Here are four big questions investors will have about Wal-Mart's second-quarter results:
1. What's up with weak sales?
The world's largest retailer could show its fifth straight quarter of declines for a key revenue measure even as profits are expected to increase amid cost-cutting and overseas growth.
Analysts surveyed by Thomson Reuters forecast 96 cents per share on revenue of $105.3 billion. In last year's second quarter, Wal-Mart reported 88 cents on $100.9 billion.
Joe Feldman, managing director and senior research analyst at Telsey Advisory Group, expects revenue at stores open at least a year to fall slightly. That follows a 1.1 percent drop in the first quarter, dragged down by its namesake discount division.
Wal-Mart's own internal forecast ranges anywhere from a 2 percent decline to a 1 percent increase. The measurement is considered a key indicator of a retailer's health.
Analysts say the figure could turn around as early as the third quarter. One big reason is figures will be compared with declines a year ago.
That runs against the grain for many retailers, who are facing harder comparisons as they saw their first increases in the fall of 2009 on top of deep declines in the previous year. Wal-Mart restocking brands it dumped could also boost customer counts.
Would rising sales be a good economic omen? Maybe not.
"The economy will be soft enough that aspirational shoppers who were trying to trade up may be trading back down again," said Ken Perkins, president of research firm RetailMetrics.
2. How's the economic health of Wal-Mart's primary customers?
"Wal-Mart's core customer remains under significant pressure," Feldman said.
Wal-Mart, which generated more than $400 billion in revenue last year, serves as a key barometer of consumer spending.
What's worrisome is that in May when it reported its first-quarter results, its main customers were having a harder time stretching their dollars to the next paycheck, and the number of customers on food stamps spiked. And that was back when the economy's recovery was showing signs of momentum.
Now, the recovery is stalling. That doesn't bode well for Wal-Mart's customers, who typically don't have a safety net of savings. Analysts will be studying executives' comments to see if its customers are even worse off than in May.
3. Wal-Mart benefited during the recession as affluent shoppers traded down to cheaper stores. But it has acknowledged in recent months it's losing some of the customers it tried to woo with trendier apparel and home furnishings. What's the strategy now?
Wal-Mart appears to have abandoned efforts to court more affluent shoppers, except for in electronics, David Schick, a retail analyst at Stifel Nicolaus, wrote in a recent note.
In fact, after trendier offerings haven't fared well, Wal-Mart has gone back to basics such as socks and underwear.

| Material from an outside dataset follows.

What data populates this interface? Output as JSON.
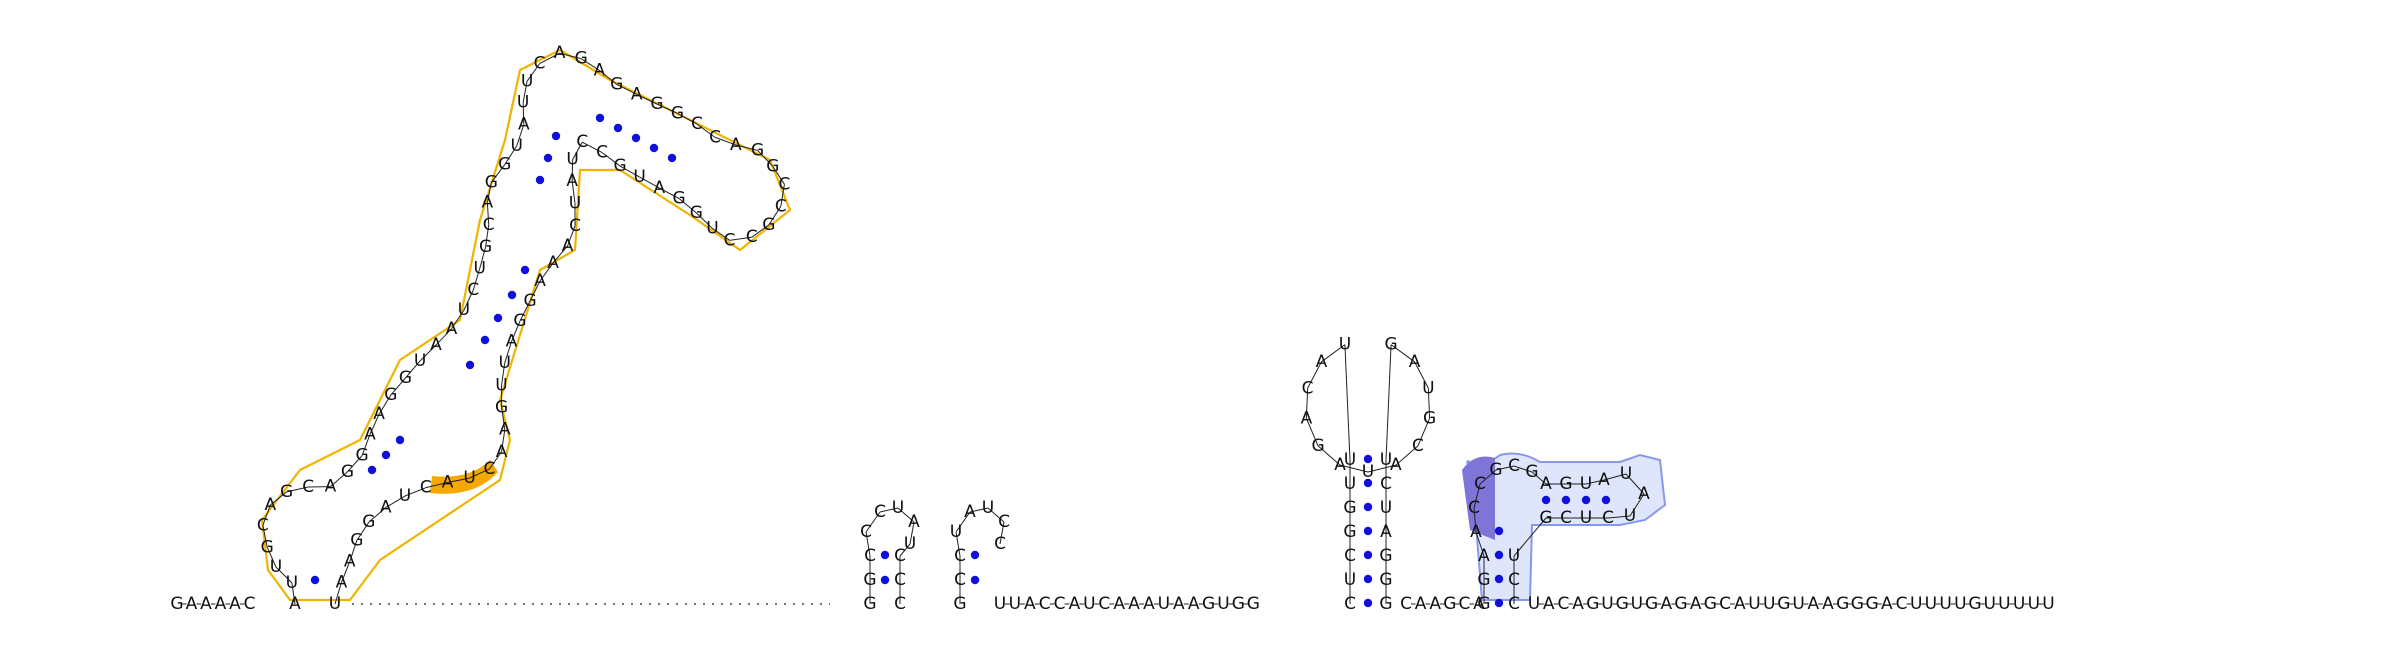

Some analysts who recently checked out Wal-Mart's back-to-school assortments believe that Wal-Mart has now gone too far in the other direction.
"You're seeing too many basics," said Brian Sozzi, analyst with Wall Street Strategies, citing jeans, backpacks, towels and even notebooks without any frills.
In addition, Wal-Mart has acknowledged that its campaign to declutter its stores went too far, leading shoppers to flee to other rivals such as Target Corp. for favorite brands. It has been scrambling to restock some products over the past year.
4. What's the effect of the series of management changes?
Bill Simon, formerly chief operating officer, took over Eduardo Castro-Wright's job as president and CEO of the company's U.S. operations in June. Castro-Wright will lead the retailer's e-commerce unit Global.com and its global sourcing division. He will remain vice chairman of the company.
Analysts will want to get a sense of Simon's approach to increasing customer counts and improving sales in the final months of the year.
They'll also want to know any details about a replacement for chief merchant John Fleming, who left Aug. 1 and played a big role in shaping what was on store shelves.